The world's second-largest economy is moving at a pace that is disappointing the market.

"A slew of Chinese data has been released showing the Asian giant's economy lagging behind forecasters' expectations. Industrial production, retail sales, fixed-asset investment all came in below estimates, whilst youth unemployment reached a record level of 20%," Hargreaves Lansdown analyst Steve Clayton commented.

"China's economy is suffering from ongoing Covid lockdowns and a fragile property market. Developers reported lower rates of investment into new building projects, whilst sales of new homes dived by 31% in the year to end-July."

Factory output and retail sales in China edged up in July but undershot expectations. Rises in Covid-19 cases over the past few months have cast a dark cloud over China's economy.
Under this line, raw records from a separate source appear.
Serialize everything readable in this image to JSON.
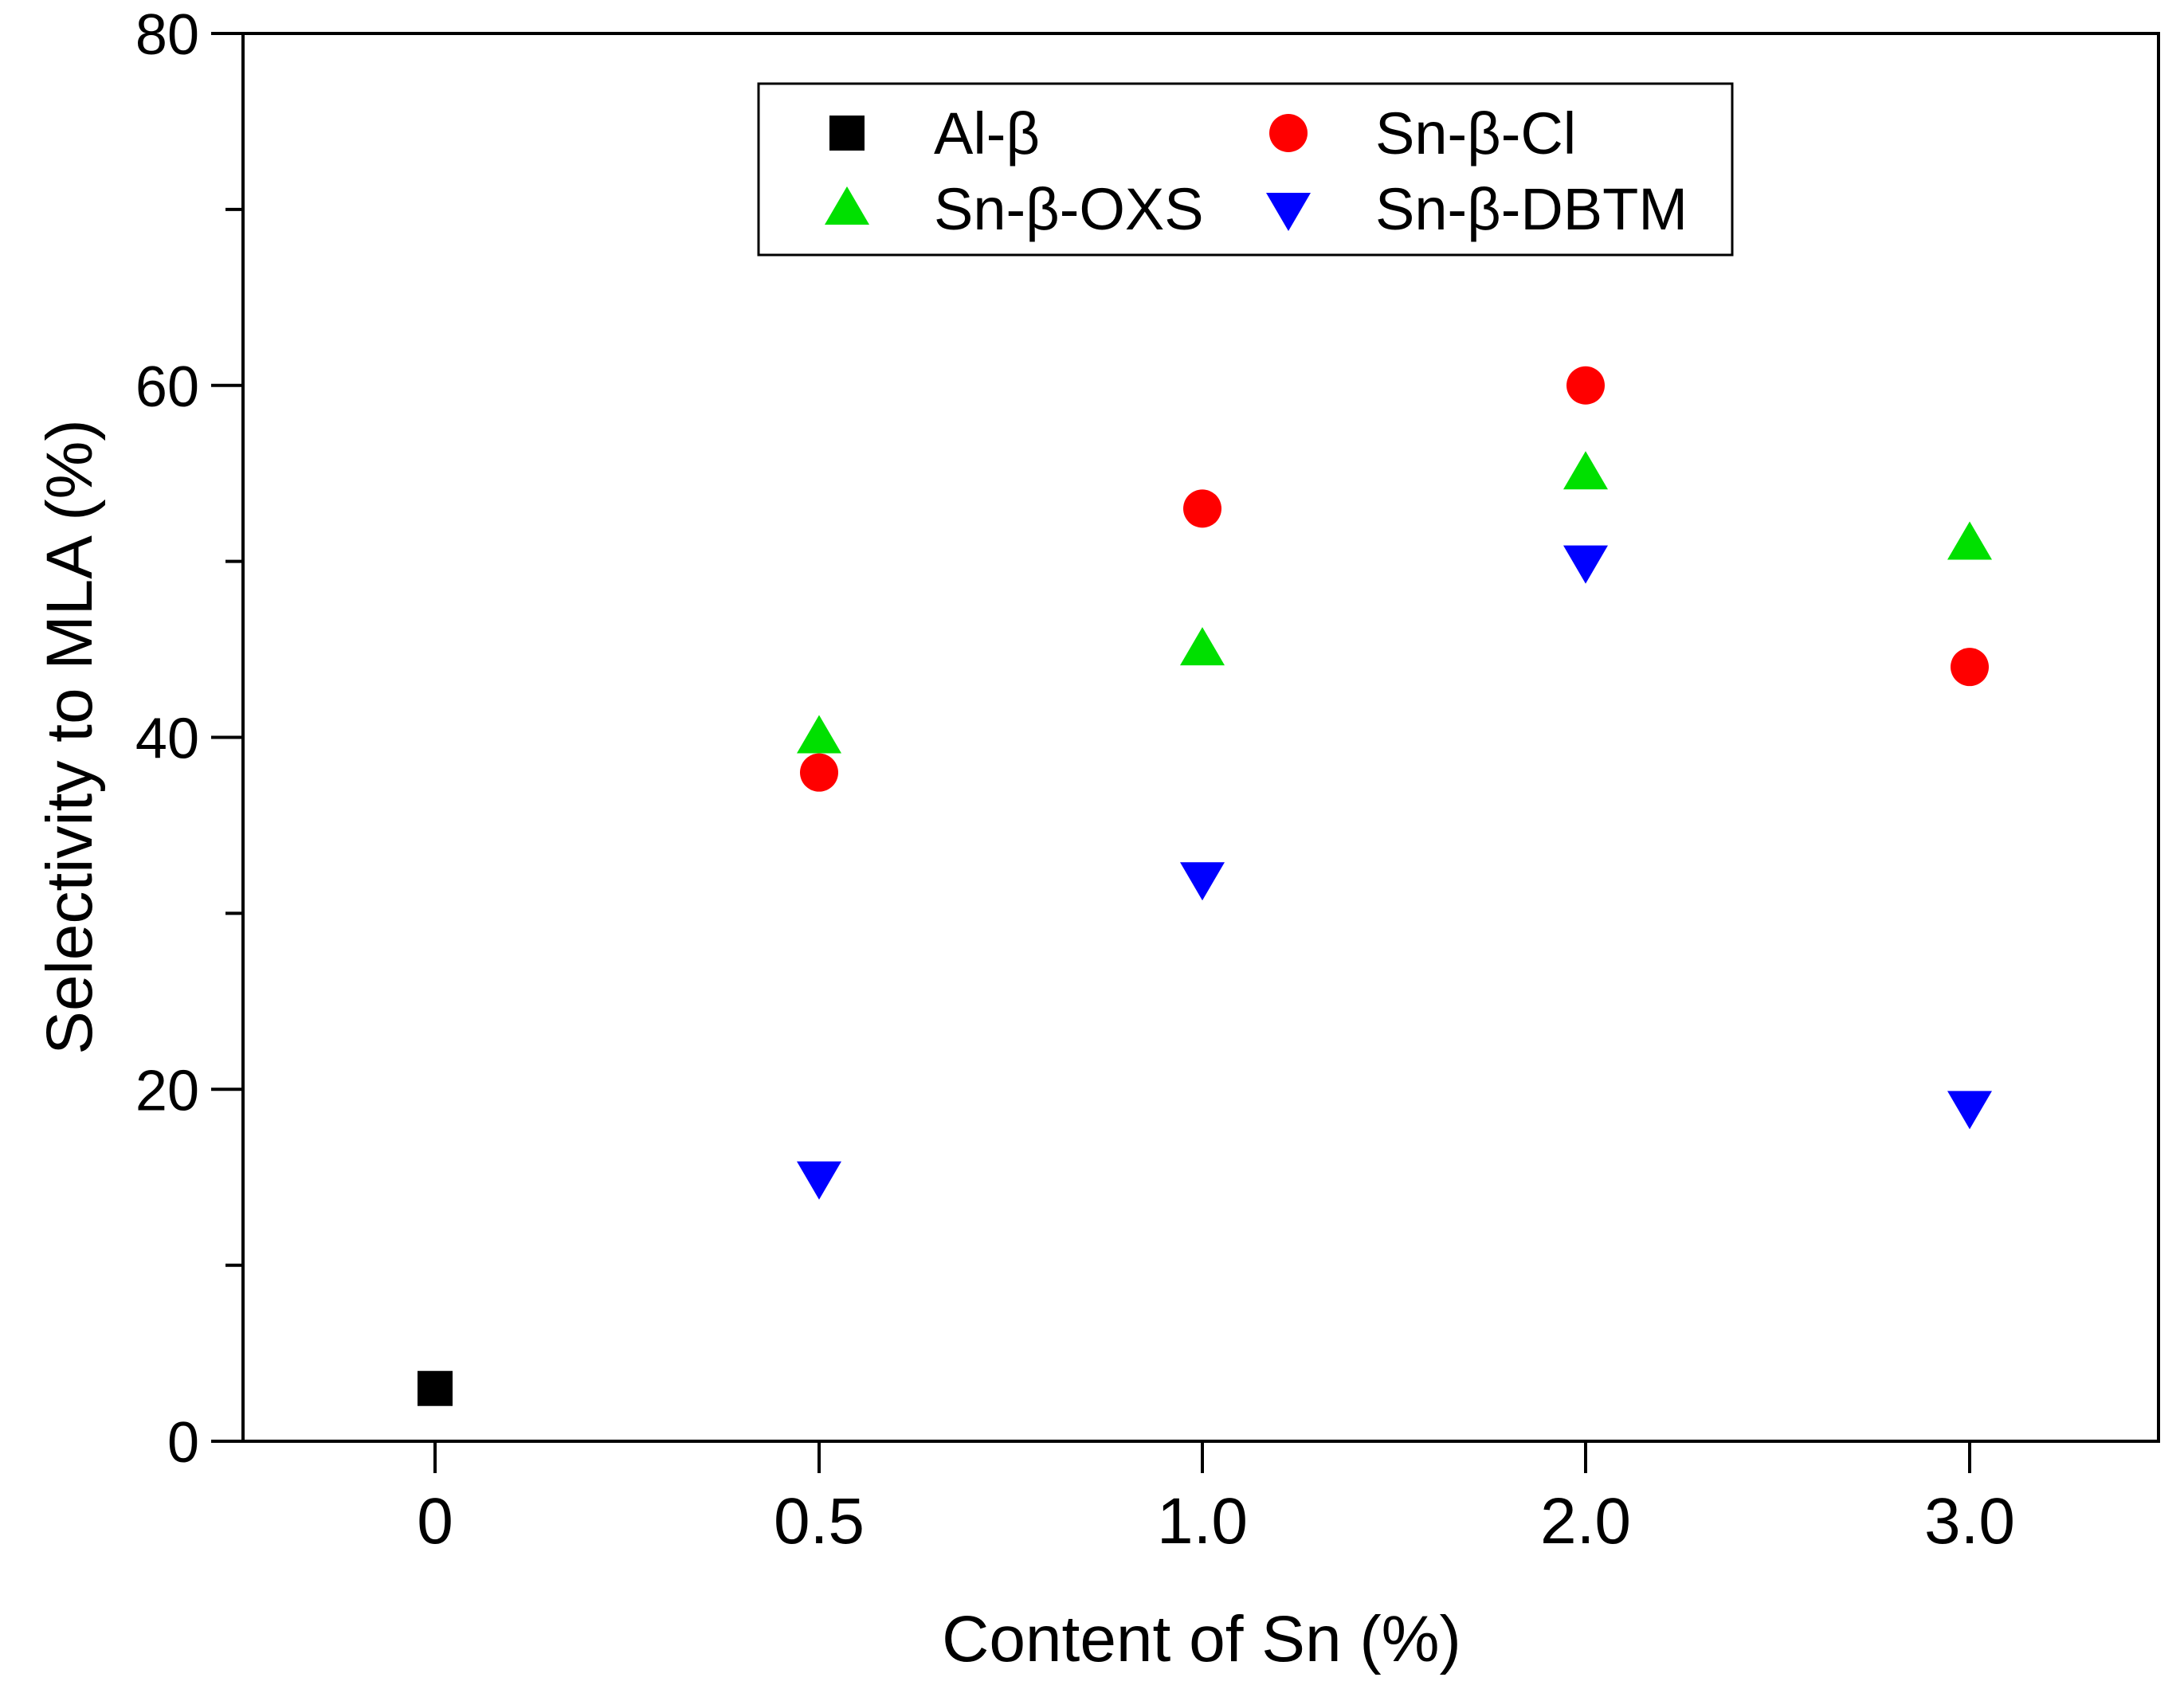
{
  "chart_data": {
    "type": "scatter",
    "title": "",
    "xlabel": "Content of Sn (%)",
    "ylabel": "Selectivity to MLA (%)",
    "categories": [
      "0",
      "0.5",
      "1.0",
      "2.0",
      "3.0"
    ],
    "ylim": [
      0,
      80
    ],
    "yticks": [
      "0",
      "20",
      "40",
      "60",
      "80"
    ],
    "grid": false,
    "legend_position": "top-center",
    "series": [
      {
        "name": "Al-β",
        "marker": "square",
        "color": "#000000",
        "values": [
          3,
          null,
          null,
          null,
          null
        ]
      },
      {
        "name": "Sn-β-Cl",
        "marker": "circle",
        "color": "#ff0000",
        "values": [
          null,
          38,
          53,
          60,
          44
        ]
      },
      {
        "name": "Sn-β-OXS",
        "marker": "triangle-up",
        "color": "#00e000",
        "values": [
          null,
          40,
          45,
          55,
          51
        ]
      },
      {
        "name": "Sn-β-DBTM",
        "marker": "triangle-down",
        "color": "#0000ff",
        "values": [
          null,
          15,
          32,
          50,
          19
        ]
      }
    ]
  }
}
In July, China's industrial production rose 3.8% on-year, down from a 3.9% jump in June, the National Bureau of Statistics said Monday. Growth fell short of FXStreet cited consensus of 4.6%.

"The slowdown in Chinese industrial production supports the narrative that stronger performances in May and June were primarily the result of a reopening rebound, and that with order backlogs now cleared, China's factories will increasingly run idle once more," Pantheon Macroeconomics analyst Craig Botham commented.

Retail sales grew at a slower-than-expected 2.7% from a year ago, down from 3.1% in June, while the urban unemployment rate fell to 5.4%, the NBS said. Retail sales growth of 5% was expected, according to FXStreet.

Botham added: "We were taken particularly by surprise at the weakness of retail sales, where we had thought China should eke out one more month of modest monthly growth given the support for some big ticket purchases.

"A renewed surge of Covid cases and tightening of zero-Covid restrictions likely played a part, but we think weak underlying demand is the main problem."

The People's Bank of China cut a key interest rate on Monday, surprising market participants.

The Financial Times reported the PBoC cut the medium-term lending rate to 2.75%, a reduction of 10 basis points. The interest rate is used a benchmark for one-year loans provided to the banking system.

The market interpreted the rate as "bearish", analysts at Dutch bank ING opine.

"Rather than rallying on the prospect of stimulus, commodity currencies have softened on the view that China may not be the engine of world growth for some time," ING added.

"Occasionally, one might see the commodity currencies rally on news of fresh monetary stimulus. In this instance, however, the Australian dollar is off around 0.5%. This can be rationalised through the view that the Chinese economy is still struggling and looks unlikely to contribute to any upside surprises to global growth this year. At the same time, investors are wary of new Covid outbreaks amid China's zero-Covid strategy and the potential for the type of renewed lockdowns that triggered China's GDP contraction in 2Q22."

The US dollar fetched AUD1.4180 early Monday UK time, up sharpy from AUD1.4042 on Friday afternoon.

Also on the back foot were mining stocks. Their share price moves are often a barometer for investor response to developments in industiral heavyweight China.

Anglo American PLC shares were 1.3% lower in London, while Antofagasta PLC was down 0.7%.